Coloqué un paquete de café espresso como cereza sobre la carretilla de supermercado. Ese último ítem no estaba en la lista de
compras pero sí en la de terrores, tal es lo que me causa la posibilidad de levantarme una mañana y descubrir su ausencia. Me apresuré a la
zona de cajeros, ansioso por terminar este deber hogareño que no se encuentra
entre mis predilectos. Ocho cajas con sus cajeros activos, y el ojo comenzó un
escrutinio rápido para reconocer la línea más corta y con carretillas menos
pródigas. La encuentro y me afirmo al fondo de esa prometedora línea con mi
tarjeta de débito en mano y mis dedos dispuestos a bajar la marca de los 7
segundos que me toma deslizar la banda magnética, digitar el PIN, responder que
no quiero “cashback” y oprimir un final “yes”.
Cuando me faltan
dos personas para llegar a la caja,
observo lo llenas que están las filas ese día; sin proponérmelo me percato de
un individuo con peinado ridículo y una señora conspicuamente voluptuosa que se
acaban de allegar a dos de las filas más desesperanzadoras. Pobres! - pienso - tienen como 7 u 8 personas por delante!
Me falta
solo una persona para pasar la aduana hacia la libertad, cuando una serie de
acontecimientos empiezan a desarrollarse en esa caja de mi línea. La señora
compradora pregunta algo sobre uno de los productos que está llevando; discute
por largo rato sobre el asunto hasta que la cajera levanta la cara, abre un
micrófono, llama a alguien, pero “alguien” no aparece, entonces es la cajera
quien desaparece. Los segundos se hacen minutos y regresa la cajera con
“alguien” quien se va con el producto hacia el interior del supermercado,
supongo que a cambiar la lata o algo parecido. Más segundos, más minutos y ya
trae otra lata. La señora compradora habla y habla sobre el resto de su compra
como si el pagar en caja de supermercado fuese una actividad social. Espera
hasta el último momento en que le muestran el total que debe cancelar para - ¡hasta
entonces! - comenzar a excavar su bolso, del cual saca hasta cocodrilos (o esa
era mi percepción en el suplicio de ser devorado por las llamas de la
impaciencia). Mientras barajea tarjetas plásticas, encuentra una en la que le
marcan unos puntos por las compras que hace (y los que yo siempre desprecio
porque prefiero un minuto de mi tiempo a un millón de ellos).

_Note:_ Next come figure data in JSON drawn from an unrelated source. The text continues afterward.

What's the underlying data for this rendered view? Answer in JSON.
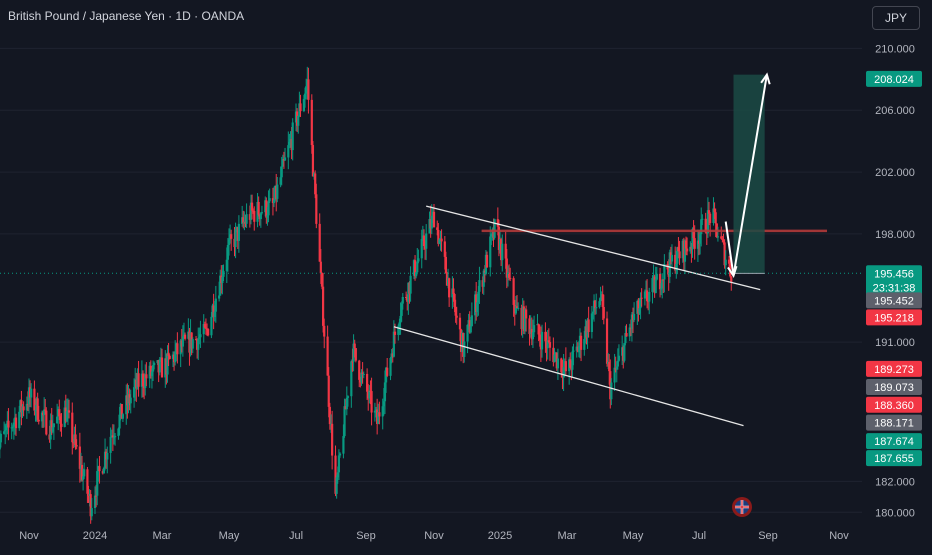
{
  "header": {
    "title": "British Pound / Japanese Yen · 1D · OANDA",
    "currency_button": "JPY"
  },
  "colors": {
    "background": "#131722",
    "up": "#089981",
    "down": "#f23645",
    "axis_text": "#b2b5be",
    "grid": "#1f2330",
    "resistance": "#b23a3a",
    "channel": "#e6e6e6",
    "target_zone": "#1b4a44"
  },
  "chart_data": {
    "type": "candlestick",
    "title": "British Pound / Japanese Yen · 1D · OANDA",
    "x_tick_labels": [
      "Nov",
      "2024",
      "Mar",
      "May",
      "Jul",
      "Sep",
      "Nov",
      "2025",
      "Mar",
      "May",
      "Jul",
      "Sep",
      "Nov"
    ],
    "y_tick_labels": [
      "210.000",
      "206.000",
      "202.000",
      "198.000",
      "191.000",
      "182.000",
      "180.000"
    ],
    "ylim": [
      179.5,
      210.8
    ],
    "grid": false,
    "price_path": [
      {
        "date": "2023-10-01",
        "price": 184.0
      },
      {
        "date": "2023-11-01",
        "price": 187.5
      },
      {
        "date": "2023-11-20",
        "price": 185.5
      },
      {
        "date": "2023-12-05",
        "price": 186.5
      },
      {
        "date": "2023-12-28",
        "price": 180.5
      },
      {
        "date": "2024-01-15",
        "price": 185.0
      },
      {
        "date": "2024-02-10",
        "price": 188.5
      },
      {
        "date": "2024-03-05",
        "price": 189.5
      },
      {
        "date": "2024-03-20",
        "price": 190.8
      },
      {
        "date": "2024-04-10",
        "price": 191.5
      },
      {
        "date": "2024-04-30",
        "price": 197.0
      },
      {
        "date": "2024-05-20",
        "price": 199.3
      },
      {
        "date": "2024-06-10",
        "price": 199.8
      },
      {
        "date": "2024-07-11",
        "price": 207.8
      },
      {
        "date": "2024-08-05",
        "price": 181.0
      },
      {
        "date": "2024-08-20",
        "price": 190.5
      },
      {
        "date": "2024-09-11",
        "price": 185.8
      },
      {
        "date": "2024-10-01",
        "price": 193.0
      },
      {
        "date": "2024-11-01",
        "price": 199.2
      },
      {
        "date": "2024-11-28",
        "price": 190.5
      },
      {
        "date": "2024-12-28",
        "price": 198.5
      },
      {
        "date": "2025-01-15",
        "price": 193.0
      },
      {
        "date": "2025-02-10",
        "price": 191.0
      },
      {
        "date": "2025-03-01",
        "price": 189.0
      },
      {
        "date": "2025-04-01",
        "price": 194.0
      },
      {
        "date": "2025-04-10",
        "price": 188.0
      },
      {
        "date": "2025-05-01",
        "price": 192.5
      },
      {
        "date": "2025-06-01",
        "price": 195.8
      },
      {
        "date": "2025-07-01",
        "price": 198.0
      },
      {
        "date": "2025-07-12",
        "price": 199.3
      },
      {
        "date": "2025-07-30",
        "price": 195.45
      }
    ],
    "resistance_level": 198.2,
    "upper_channel_line": [
      {
        "date": "2024-10-25",
        "price": 199.8
      },
      {
        "date": "2025-08-25",
        "price": 194.4
      }
    ],
    "lower_channel_line": [
      {
        "date": "2024-09-26",
        "price": 192.0
      },
      {
        "date": "2025-08-10",
        "price": 185.6
      }
    ],
    "projection": {
      "start": {
        "date": "2025-07-25",
        "price": 198.8
      },
      "pivot": {
        "date": "2025-08-01",
        "price": 195.3
      },
      "target": {
        "date": "2025-08-31",
        "price": 208.3
      },
      "zone": {
        "from_date": "2025-08-01",
        "to_date": "2025-08-29",
        "low": 195.45,
        "high": 208.3
      }
    },
    "price_labels": [
      {
        "value": "208.024",
        "price": 208.024,
        "bg": "#089981"
      },
      {
        "value": "195.456",
        "sub": "23:31:38",
        "price": 195.456,
        "bg": "#089981"
      },
      {
        "value": "195.452",
        "price": 193.7,
        "bg": "#5d606b"
      },
      {
        "value": "195.218",
        "price": 192.6,
        "bg": "#f23645"
      },
      {
        "value": "189.273",
        "price": 189.273,
        "bg": "#f23645"
      },
      {
        "value": "189.073",
        "price": 188.1,
        "bg": "#5d606b"
      },
      {
        "value": "188.360",
        "price": 186.95,
        "bg": "#f23645"
      },
      {
        "value": "188.171",
        "price": 185.8,
        "bg": "#5d606b"
      },
      {
        "value": "187.674",
        "price": 184.6,
        "bg": "#089981"
      },
      {
        "value": "187.655",
        "price": 183.5,
        "bg": "#089981"
      }
    ],
    "current_price": 195.456
  }
}
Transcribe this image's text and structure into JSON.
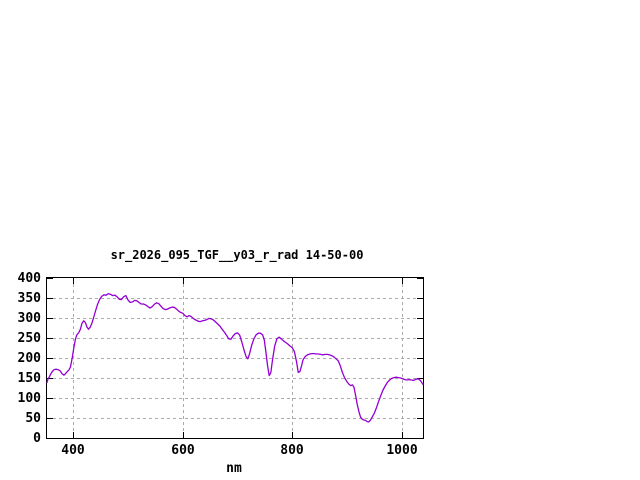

Luego de esa
interminable operación en la que la señora pide saber cuántos puntos lleva,
cuántos agregó en esa compra y cuántos le faltan para ganarse una sartén,
decide con monástica calma comenzar a escribir un cheque (y a buscar un
bolígrafo en el fondo de su bolsón). Observo entonces con indescriptible
envidia cómo un ridículo peinado y una figura conspicuamente voluptuosa,
atraviesan la puerta con el rótulo de “EXIT”, y cómo hasta quienes estaban tras
ellos ya recogen sus bolsas de la banda.
Y mientras
“mi” cajera revisaba y escrutaba el cheque que le acababan de entregar, realicé
que este no era más que un nuevo episodio de algo conocido como Las Leyes de Murphy. Eso es. Me estaba topando de nuevo con la Ley de Murphy para las filas,
la misma que opera cuando voy en el freeway (que aquí en Chicago se llaman
“expressway”) en el viscoso tráfico del viernes por la tarde, y observo que hay
un carril que se mueve un poco más rápido; lucho por cambiarme a ese, pero
cuando lo logro, se paraliza por completo y es precisamente la línea de donde
vengo la que empieza a moverse rápido.
“La Ley de
Murphy se confirma!”- pienso siempre.
Para el
momento en que fui atendido, pensé que el del pelo ridículo y la señora
voluptuosa debían estar ya
en su casa sentados en un sillón y rascándose la
barriga.
No dejé de
rumiar mi derrota de haber escogido la fila más corta para caer en la boca del
lobo más parsimonioso imaginable. Tampoco dejé de reafirmar mi fe en las Leyes
de Murphy como innegable misteriosa fuerza que gobierna nuestros destinos!...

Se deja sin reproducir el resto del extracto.